Chunking is the process of splitting a document into smaller segments. These chunks can be used for semantic search, and better LLM performance.

By leveraging layout analysis, we create intelligent chunks that preserve document structure and context. Our algorithm:

  • Respects natural document boundaries (paragraphs, sections)
  • Maintains semantic relationships between segments
  • Optimizes chunk size for LLM processing

You can review the implementation of our chunking algorithm in our GitHub repository.

Here is an example that will chunk the document into 512 words per chunks. These values are also the defaults, so you don’t need to specify them.

from chunkr_ai import Chunkr
from chunkr_ai.models import (
    ChunkProcessing,
    Configuration
    Tokenizer,
)

chunkr = Chunkr()

chunkr.upload("path/to/file", Configuration(
    chunk_processing=ChunkProcessing(
        ignore_headers_and_footers=True, 
        target_length=512,
        tokenizer=Tokenizer.WORD
    ),
))

Defaults

  • ignore_headers_and_footers: True
  • target_length: 512
  • tokenizer: Word

Tokenizer

Chunkr supports a large number of tokenizers. You can use our predefined ones or specify any tokenizer from huggingface.

Predefined Tokenizers

The predefined tokenizers are enum values and can be used as follows:

from chunkr_ai import Chunkr
from chunkr_ai.models import (
    ChunkProcessing,
    Configuration
    Tokenizer,
)

chunkr = Chunkr()

chunkr.upload("path/to/file", Configuration(
    chunk_processing=ChunkProcessing(
            tokenizer=Tokenizer.CL100K_BASE
    ),
))

Available options:

  • Word: Split by words
  • Cl100kBase: For OpenAI models (e.g. GPT-3.5, GPT-4, text-embedding-ada-002)
  • XlmRobertaBase: For RoBERTa-based multilingual models
  • BertBaseUncased: BERT base uncased tokenizer

You can also define the tokenizer enum as a string in the python SDK. Here is an example where the string will be converted to the enum value.

Python
from chunkr_ai import Chunkr
from chunkr_ai.models import (
    ChunkProcessing,
    Configuration
    Tokenizer,
)

chunkr = Chunkr()

chunkr.upload("path/to/file", Configuration(
    chunk_processing=ChunkProcessing(
            tokenizer="Word"
    ),
))

Hugging Face Tokenizers

Use any Hugging Face tokenizer by providing its model ID as a string (e.g. “facebook/bart-large”, “Qwen/Qwen-tokenizer”, etc.)
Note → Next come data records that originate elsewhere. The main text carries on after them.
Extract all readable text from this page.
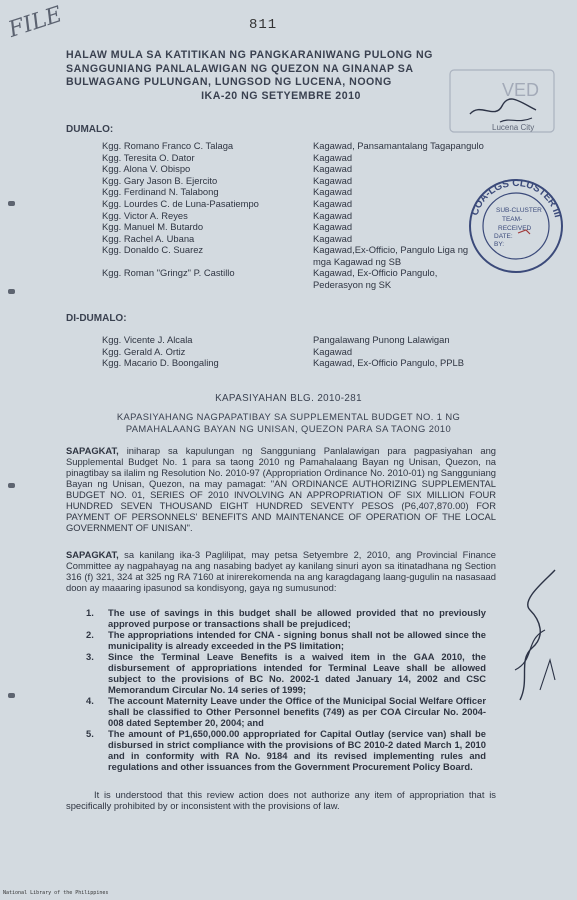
FILE	811
HALAW MULA SA KATITIKAN NG PANGKARANIWANG PULONG NG
SANGGUNIANG PANLALAWIGAN NG QUEZON NA GINANAP SA
BULWAGANG PULUNGAN, LUNGSOD NG LUCENA, NOONG
IKA-20 NG SETYEMBRE 2010	VED
Lucena City
COA-LGS CLUSTER III
SUB-CLUSTER
TEAM-
RECEIVED
DATE:
BY:
DUMALO:
Kgg. Romano Franco C. Talaga	Kagawad, Pansamantalang Tagapangulo
Kgg. Teresita O. Dator	Kagawad
Kgg. Alona V. Obispo	Kagawad
Kgg. Gary Jason B. Ejercito	Kagawad
Kgg. Ferdinand N. Talabong	Kagawad
Kgg. Lourdes C. de Luna-Pasatiempo	Kagawad
Kgg. Victor A. Reyes	Kagawad
Kgg. Manuel M. Butardo	Kagawad
Kgg. Rachel A. Ubana	Kagawad
Kgg. Donaldo C. Suarez	Kagawad,Ex-Officio, Pangulo Liga ng mga Kagawad ng SB
Kgg. Roman "Gringz" P. Castillo	Kagawad, Ex-Officio Pangulo, Pederasyon ng SK
DI-DUMALO:
Kgg. Vicente J. Alcala	Pangalawang Punong Lalawigan
Kgg. Gerald A. Ortiz	Kagawad
Kgg. Macario D. Boongaling	Kagawad, Ex-Officio Pangulo, PPLB
KAPASIYAHAN BLG. 2010-281
KAPASIYAHANG NAGPAPATIBAY SA SUPPLEMENTAL BUDGET NO. 1 NG
PAMAHALAANG BAYAN NG UNISAN, QUEZON PARA SA TAONG 2010
SAPAGKAT, iniharap sa kapulungan ng Sangguniang Panlalawigan para pagpasiyahan ang Supplemental Budget No. 1 para sa taong 2010 ng Pamahalaang Bayan ng Unisan, Quezon, na pinagtibay sa ilalim ng Resolution No. 2010-97 (Appropriation Ordinance No. 2010-01) ng Sangguniang Bayan ng Unisan, Quezon, na may pamagat: "AN ORDINANCE AUTHORIZING SUPPLEMENTAL BUDGET NO. 01, SERIES OF 2010 INVOLVING AN APPROPRIATION OF SIX MILLION FOUR HUNDRED SEVEN THOUSAND EIGHT HUNDRED SEVENTY PESOS (P6,407,870.00) FOR PAYMENT OF PERSONNELS' BENEFITS AND MAINTENANCE OF OPERATION OF THE LOCAL GOVERNMENT OF UNISAN".
SAPAGKAT, sa kanilang ika-3 Paglilipat, may petsa Setyembre 2, 2010, ang Provincial Finance Committee ay nagpahayag na ang nasabing badyet ay kanilang sinuri ayon sa itinatadhana ng Section 316 (f) 321, 324 at 325 ng RA 7160 at inirerekomenda na ang karagdagang laang-gugulin na nasasaad doon ay maaaring ipasunod sa kondisyong, gaya ng sumusunod:
1. The use of savings in this budget shall be allowed provided that no previously approved purpose or transactions shall be prejudiced;
2. The appropriations intended for CNA - signing bonus shall not be allowed since the municipality is already exceeded in the PS limitation;
3. Since the Terminal Leave Benefits is a waived item in the GAA 2010, the disbursement of appropriations intended for Terminal Leave shall be allowed subject to the provisions of BC No. 2002-1 dated January 14, 2002 and CSC Memorandum Circular No. 14 series of 1999;
4. The account Maternity Leave under the Office of the Municipal Social Welfare Officer shall be classified to Other Personnel benefits (749) as per COA Circular No. 2004-008 dated September 20, 2004; and
5. The amount of P1,650,000.00 appropriated for Capital Outlay (service van) shall be disbursed in strict compliance with the provisions of BC 2010-2 dated March 1, 2010 and in conformity with RA No. 9184 and its revised implementing rules and regulations and other issuances from the Government Procurement Policy Board.
It is understood that this review action does not authorize any item of appropriation that is specifically prohibited by or inconsistent with the provisions of law.
National Library of the Philippines
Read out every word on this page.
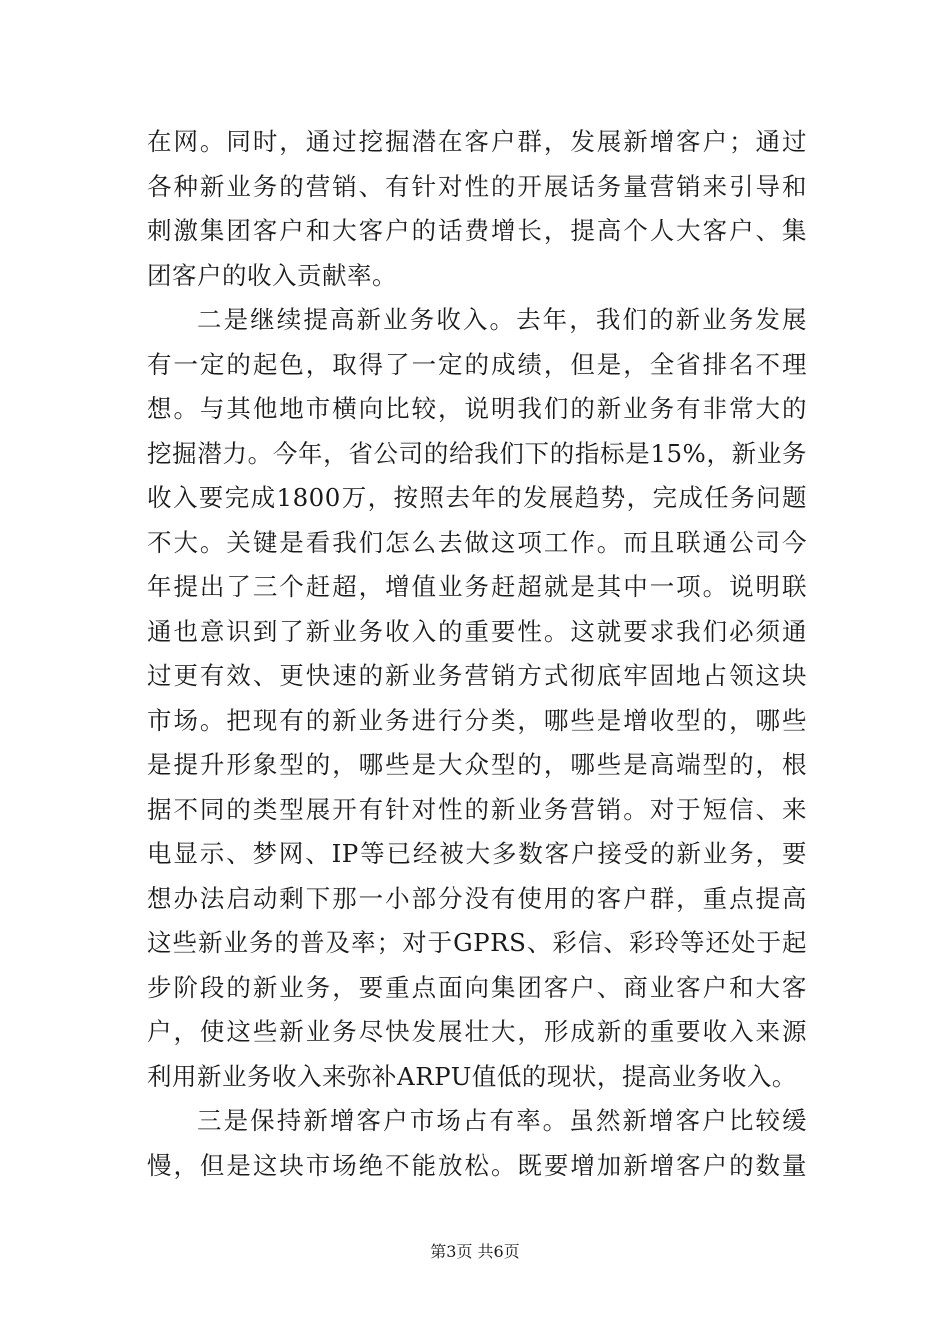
在网。同时，通过挖掘潜在客户群，发展新增客户；通过
各种新业务的营销、有针对性的开展话务量营销来引导和
刺激集团客户和大客户的话费增长，提高个人大客户、集
团客户的收入贡献率。
二是继续提高新业务收入。去年，我们的新业务发展
有一定的起色，取得了一定的成绩，但是，全省排名不理
想。与其他地市横向比较，说明我们的新业务有非常大的
挖掘潜力。今年，省公司的给我们下的指标是15%，新业务
收入要完成1800万，按照去年的发展趋势，完成任务问题
不大。关键是看我们怎么去做这项工作。而且联通公司今
年提出了三个赶超，增值业务赶超就是其中一项。说明联
通也意识到了新业务收入的重要性。这就要求我们必须通
过更有效、更快速的新业务营销方式彻底牢固地占领这块
市场。把现有的新业务进行分类，哪些是增收型的，哪些
是提升形象型的，哪些是大众型的，哪些是高端型的，根
据不同的类型展开有针对性的新业务营销。对于短信、来
电显示、梦网、IP等已经被大多数客户接受的新业务，要
想办法启动剩下那一小部分没有使用的客户群，重点提高
这些新业务的普及率；对于GPRS、彩信、彩玲等还处于起
步阶段的新业务，要重点面向集团客户、商业客户和大客
户，使这些新业务尽快发展壮大，形成新的重要收入来源
利用新业务收入来弥补ARPU值低的现状，提高业务收入。
三是保持新增客户市场占有率。虽然新增客户比较缓
慢，但是这块市场绝不能放松。既要增加新增客户的数量
第3页 共6页
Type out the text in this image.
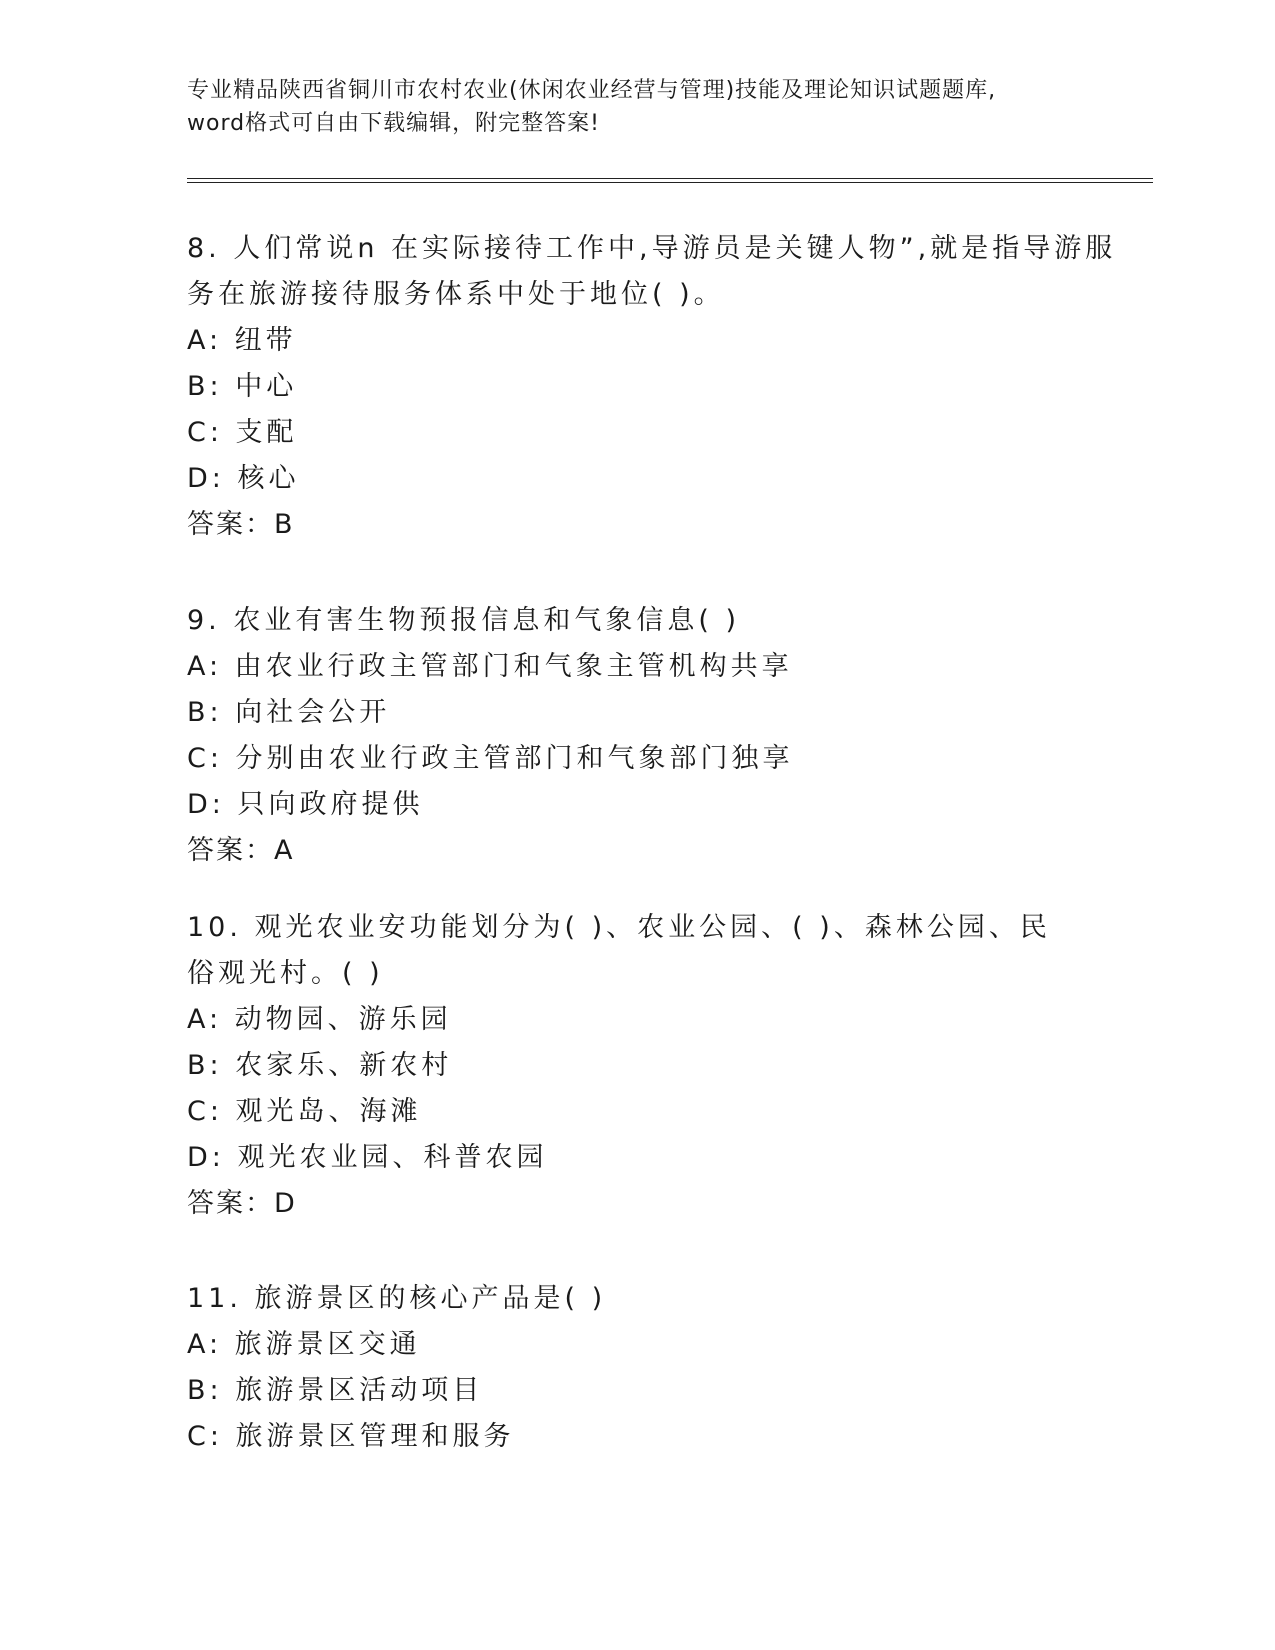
专业精品陕西省铜川市农村农业(休闲农业经营与管理)技能及理论知识试题题库,
word格式可自由下载编辑，附完整答案!
8. 人们常说n 在实际接待工作中,导游员是关键人物”,就是指导游服
务在旅游接待服务体系中处于地位( )。
A: 纽带
B: 中心
C: 支配
D: 核心
答案：B
9. 农业有害生物预报信息和气象信息( )
A: 由农业行政主管部门和气象主管机构共享
B: 向社会公开
C: 分别由农业行政主管部门和气象部门独享
D: 只向政府提供
答案：A
10. 观光农业安功能划分为( )、农业公园、( )、森林公园、民
俗观光村。( )
A: 动物园、游乐园
B: 农家乐、新农村
C: 观光岛、海滩
D: 观光农业园、科普农园
答案：D
11. 旅游景区的核心产品是( )
A: 旅游景区交通
B: 旅游景区活动项目
C: 旅游景区管理和服务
from chunkr_ai import Chunkr
from chunkr_ai.models import (
    ChunkProcessing,
    Configuration
    Tokenizer,
)

chunkr = Chunkr()

chunkr.upload("path/to/file", Configuration(
    chunk_processing=ChunkProcessing(
            tokenizer="Qwen/Qwen-tokenizer"
    ),
))

Calculating Chunk Lengths With Embed Sources

When calculating chunk lengths and performing tokenization, we use the text from the embed field in each chunk object. This field contains the text that will be compared against the target length. You can configure what text goes into the embed field by setting the embed_sources parameter in your segment processing configuration. This parameter is specified under segment_processing.{segment_type} in your configuration. You can see more information about the embed_sources parameter in the Segment Processing section.

Here’s an example of customizing the embed field content for Picture segments. By configuring embed_sources, you can include both the LLM-generated output and Chunkr’s markdown output in the embed field for Pictures, while other segment types will continue using just the default Markdown content. Additionally, we can use CL100K_BASE tokenizer to configure this for OpenAI models.

This means for this configuration, when calculating chunk lengths:

  • Picture segments: Length will be based on both the LLM summary and Markdown content
  • All other segments: Length will be based only on the Markdown content
  • The tokenizer will be CL100K_BASE
from chunkr_ai import Chunkr
from chunkr_ai.models import (
    ChunkProcessing,
    Configuration,
    SegmentProcessing,
    Tokenizer,
)

chunkr = Chunkr()

chunkr.upload("path/to/file", Configuration(
    chunk_processing=ChunkProcessing(
        tokenizer=Tokenizer.CL100K_BASE
    ),
    segment_processing=SegmentProcessing(
        Picture=SegmentProcessingPicture(
            llm="Summarize the key information presented",
            embed_sources=[EmbedSource.MARKDOWN, EmbedSource.LLM]
        )
    )
))

By combining the embed_sources parameter with the tokenizer parameter, you can customize the chunk lengths and tokenization for different segment types. This allows you to have very powerful chunking configurations for your documents.